Em seu segundo ano de existência, com o surgimento de um núcleo grupal e com o amadurecimento do trabalho, iniciou-se uma nova fase no INE, com o foco mais direcionado ao estudo dos aspectos ritualísticos da consagração da Ayahuasca, sobretudo da linha do Santo Daime: os cantos sagrados (hinos), a disciplina espiritual, os fundamentos filosóficos, etc. Os encontros passaram então a ser quinzenais, surgindo, então, o Grupo Céu na Terra.
Esse foi um período em que os trabalhos passaram a
ter um molde mais ritualístico, mesmo que ainda marcadamente
terapêutico. Com o passar do tempo, o trabalho foi se
tornando cada vez mais fundamentado nos ensinos daimistas,
porém personalíssimo e original em sua ritualística.

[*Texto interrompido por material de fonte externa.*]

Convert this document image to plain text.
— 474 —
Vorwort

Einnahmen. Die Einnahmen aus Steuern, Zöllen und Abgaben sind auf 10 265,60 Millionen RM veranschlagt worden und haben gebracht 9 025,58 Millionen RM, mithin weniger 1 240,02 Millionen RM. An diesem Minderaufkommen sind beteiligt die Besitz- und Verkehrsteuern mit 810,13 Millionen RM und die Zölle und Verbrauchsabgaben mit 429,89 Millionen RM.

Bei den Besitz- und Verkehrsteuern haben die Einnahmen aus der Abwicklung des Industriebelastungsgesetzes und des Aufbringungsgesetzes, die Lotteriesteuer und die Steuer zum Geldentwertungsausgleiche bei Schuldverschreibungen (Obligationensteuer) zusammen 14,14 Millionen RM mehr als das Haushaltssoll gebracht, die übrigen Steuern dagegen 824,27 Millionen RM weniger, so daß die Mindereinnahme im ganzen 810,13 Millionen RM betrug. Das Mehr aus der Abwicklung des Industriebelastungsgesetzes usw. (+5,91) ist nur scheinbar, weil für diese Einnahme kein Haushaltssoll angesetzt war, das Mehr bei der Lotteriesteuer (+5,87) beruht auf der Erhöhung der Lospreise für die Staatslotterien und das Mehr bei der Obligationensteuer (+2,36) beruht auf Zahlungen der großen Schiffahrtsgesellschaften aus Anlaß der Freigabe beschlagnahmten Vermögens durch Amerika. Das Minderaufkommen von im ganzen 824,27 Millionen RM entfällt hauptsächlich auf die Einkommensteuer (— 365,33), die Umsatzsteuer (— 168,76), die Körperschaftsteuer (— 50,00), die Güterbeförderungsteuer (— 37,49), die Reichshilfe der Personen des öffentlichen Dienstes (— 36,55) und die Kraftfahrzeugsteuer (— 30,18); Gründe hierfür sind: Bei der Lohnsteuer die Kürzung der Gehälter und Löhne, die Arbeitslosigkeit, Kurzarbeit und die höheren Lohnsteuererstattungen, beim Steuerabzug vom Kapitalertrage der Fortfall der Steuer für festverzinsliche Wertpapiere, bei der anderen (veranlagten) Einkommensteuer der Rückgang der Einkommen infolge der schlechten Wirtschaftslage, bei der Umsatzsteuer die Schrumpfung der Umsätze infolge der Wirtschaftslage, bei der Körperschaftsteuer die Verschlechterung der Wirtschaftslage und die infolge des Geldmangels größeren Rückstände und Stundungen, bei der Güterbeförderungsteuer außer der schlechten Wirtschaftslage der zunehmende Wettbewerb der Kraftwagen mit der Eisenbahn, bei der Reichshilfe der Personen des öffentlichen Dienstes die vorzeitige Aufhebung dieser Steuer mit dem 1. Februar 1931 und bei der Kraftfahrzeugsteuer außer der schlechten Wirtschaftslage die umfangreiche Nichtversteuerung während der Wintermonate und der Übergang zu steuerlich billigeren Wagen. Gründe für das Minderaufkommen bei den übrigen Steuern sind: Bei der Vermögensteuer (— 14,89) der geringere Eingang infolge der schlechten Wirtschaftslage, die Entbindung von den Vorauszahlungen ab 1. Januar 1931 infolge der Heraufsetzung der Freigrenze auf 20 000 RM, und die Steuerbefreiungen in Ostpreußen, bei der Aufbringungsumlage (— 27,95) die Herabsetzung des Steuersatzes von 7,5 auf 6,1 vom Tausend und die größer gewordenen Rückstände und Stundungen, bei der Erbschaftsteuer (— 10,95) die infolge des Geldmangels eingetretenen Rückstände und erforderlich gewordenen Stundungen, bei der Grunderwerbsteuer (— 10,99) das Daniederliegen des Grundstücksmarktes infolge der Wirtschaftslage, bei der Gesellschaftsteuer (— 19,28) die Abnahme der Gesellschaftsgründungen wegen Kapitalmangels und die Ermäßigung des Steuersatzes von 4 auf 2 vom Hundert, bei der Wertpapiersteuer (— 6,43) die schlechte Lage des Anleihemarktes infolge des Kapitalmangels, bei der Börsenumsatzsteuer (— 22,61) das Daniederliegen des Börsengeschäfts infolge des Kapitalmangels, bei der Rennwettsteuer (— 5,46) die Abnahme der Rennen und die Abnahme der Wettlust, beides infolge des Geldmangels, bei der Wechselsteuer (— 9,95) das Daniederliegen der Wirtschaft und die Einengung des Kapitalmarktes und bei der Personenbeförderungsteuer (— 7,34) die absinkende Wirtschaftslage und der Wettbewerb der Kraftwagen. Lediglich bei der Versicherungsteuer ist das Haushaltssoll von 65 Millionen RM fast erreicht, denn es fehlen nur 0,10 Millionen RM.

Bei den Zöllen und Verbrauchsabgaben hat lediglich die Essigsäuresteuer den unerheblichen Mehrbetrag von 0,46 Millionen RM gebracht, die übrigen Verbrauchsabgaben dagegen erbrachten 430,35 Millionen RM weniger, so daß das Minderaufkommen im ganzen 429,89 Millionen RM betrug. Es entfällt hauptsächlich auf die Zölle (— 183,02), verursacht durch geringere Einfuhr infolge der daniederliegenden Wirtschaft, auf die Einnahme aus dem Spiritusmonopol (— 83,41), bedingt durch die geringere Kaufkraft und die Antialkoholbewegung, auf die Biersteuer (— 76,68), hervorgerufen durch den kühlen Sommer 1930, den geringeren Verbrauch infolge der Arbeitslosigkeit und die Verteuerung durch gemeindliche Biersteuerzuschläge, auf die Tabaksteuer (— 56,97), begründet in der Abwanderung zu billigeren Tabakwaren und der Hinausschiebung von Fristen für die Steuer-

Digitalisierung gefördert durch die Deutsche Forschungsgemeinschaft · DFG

O Céu na Terra tem a habilidade de transmitir esses
ensinos em uma linguagem que contempla o homem e a mulher
da Nova Era, adaptando a cultura cabocla e amazônica
presente na religiosidade daimista ao nosso contexto cultural
urbano, sempre tomando o cuidado de jamais macular a essência
desses ensinamentos. Também a metodologia terapêutica
foi sendo cada vez mais definida, vindo a transformar-se em
uma abordagem própria, a Psicoterapia Espiritual®.
Esse modelo terapêutico é fruto da formação holística do coordenador do grupo e foi criado a partir da observação e da percepção das características e das necessidades dos participantes do Céu na Terra. Em um dado momento, a terapia separou-se do ritual, tendo hoje tanto o ritual quanto a terapia seus espaços bem delimitados, porém indissociáveis dentro da proposta do Céu na Terra. É importante ressaltar que o formato do trabalho como um todo foi pensado justamente para que todos os momentos em que o grupo esteja reunido, inclusive os informais, sejam terapêuticos.

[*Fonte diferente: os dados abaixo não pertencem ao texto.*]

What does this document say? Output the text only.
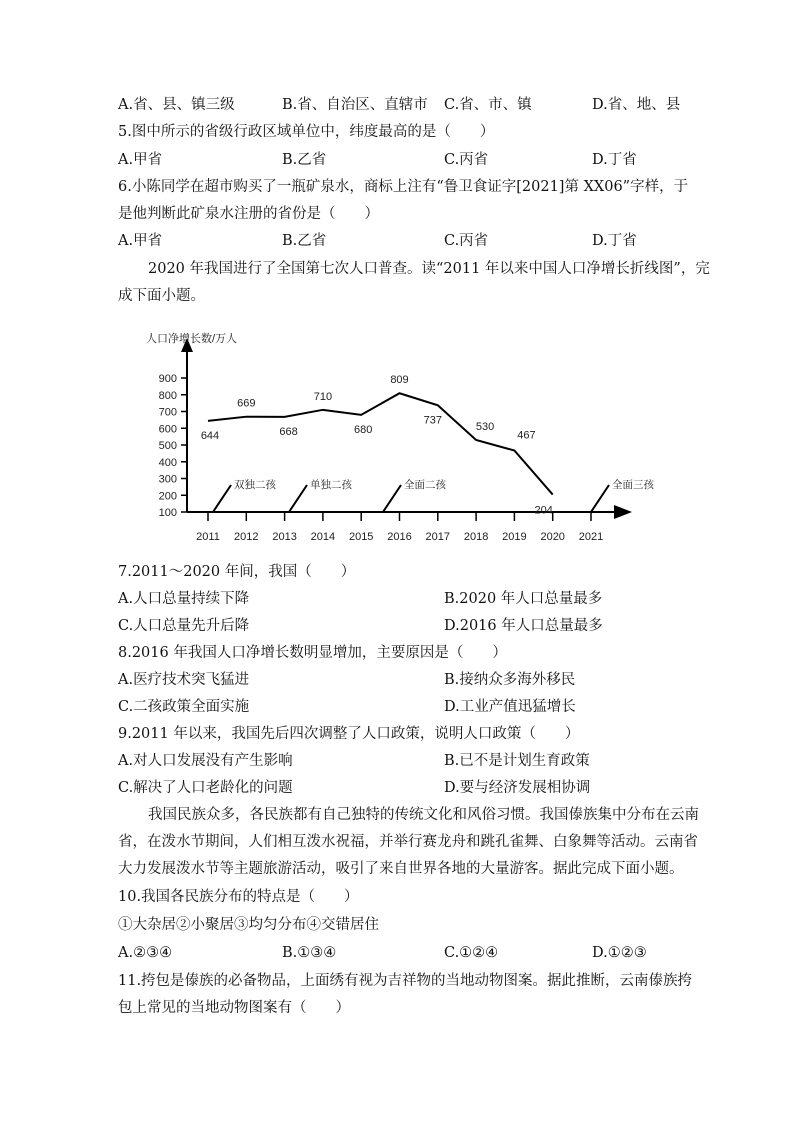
A.省、县、镇三级	B.省、自治区、直辖市 C.省、市、镇	D.省、地、县
5.图中所示的省级行政区域单位中，纬度最高的是（　　）
A.甲省	B.乙省	C.丙省	D.丁省
6.小陈同学在超市购买了一瓶矿泉水，商标上注有“鲁卫食证字[2021]第 XX06”字样，于
是他判断此矿泉水注册的省份是（　　）
A.甲省	B.乙省	C.丙省	D.丁省
2020 年我国进行了全国第七次人口普查。读“2011 年以来中国人口净增长折线图”，完
成下面小题。
人口净增长数/万人
100
200
300
400
500
600
700
800
900
2011 2012 2013 2014 2015 2016 2017 2018 2019 2020 2021
644
669
668
710
680
809
737
530
467
204
双独二孩	单独二孩	全面二孩	全面三孩
7.2011～2020 年间，我国（　　）
A.人口总量持续下降	B.2020 年人口总量最多
C.人口总量先升后降	D.2016 年人口总量最多
8.2016 年我国人口净增长数明显增加，主要原因是（　　）
A.医疗技术突飞猛进	B.接纳众多海外移民
C.二孩政策全面实施	D.工业产值迅猛增长
9.2011 年以来，我国先后四次调整了人口政策，说明人口政策（　　）
A.对人口发展没有产生影响	B.已不是计划生育政策
C.解决了人口老龄化的问题	D.要与经济发展相协调
我国民族众多，各民族都有自己独特的传统文化和风俗习惯。我国傣族集中分布在云南
省，在泼水节期间，人们相互泼水祝福，并举行赛龙舟和跳孔雀舞、白象舞等活动。云南省
大力发展泼水节等主题旅游活动，吸引了来自世界各地的大量游客。据此完成下面小题。
10.我国各民族分布的特点是（　　）
①大杂居②小聚居③均匀分布④交错居住
A.②③④	B.①③④	C.①②④	D.①②③
11.挎包是傣族的必备物品，上面绣有视为吉祥物的当地动物图案。据此推断，云南傣族挎
包上常见的当地动物图案有（　　）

O Instituto Nova Era passou a chamar-se Céu na Terra
- Instituto de Psicoterapia Espiritual® e de Estudos da
Ayahuasca em função de retratar melhor o redirecionamento
que passou a ter a partir de seu terceiro ano de existência.
O Céu na Terra atualmente é coordenado por César
Gyalbo e por Josiane Tibursky, que são os terapeutas
responsáveis por todos os trabalhos e estudos desenvolvidos
por esse instituto.
Ressaltamos que não somos absolutamente contra a prática das igrejas ayahuasqueiras - muito pelo contrário. Entendemos que existe necessidade e espaço tanto para o trabalho realizado por elas quanto para trabalhos terapêuticos - desde que sérios, bem fundamentados e principalmente conduzidos por pessoas que tenham tanto formação terapêutica quanto sólida experiência comprovada com o uso ritualístico da Ayahuasca em sistema tradicional.
A abordagem do Céu na Terra foi criada justamente para
auxiliar aqueles que deixariam de ser beneficiados pelo chá
em função de falta de adequação
interna aos trabalhos religiosos propostos pelas entidades
tradicionais. Além disso, o Céu na Terra é
uma vertente daimista, sendo filiado ao Centro e Pronto-Socorro
Raimundo Irineu Serra, de direção do Padrinho
Nonato.
É importante observar que, desde o início do Projeto Experiência Suprema, mesmo se tratando de um trabalho com o foco na terapia, já havia elementos daimistas presentes, em função da trajetória de seu coordenador (César então considerava que os elementos simbólicos eram importantes, mesmo que o foco não fosse necessariamente religioso, o que foi depois comprovado pelos depoimentos dos participantes).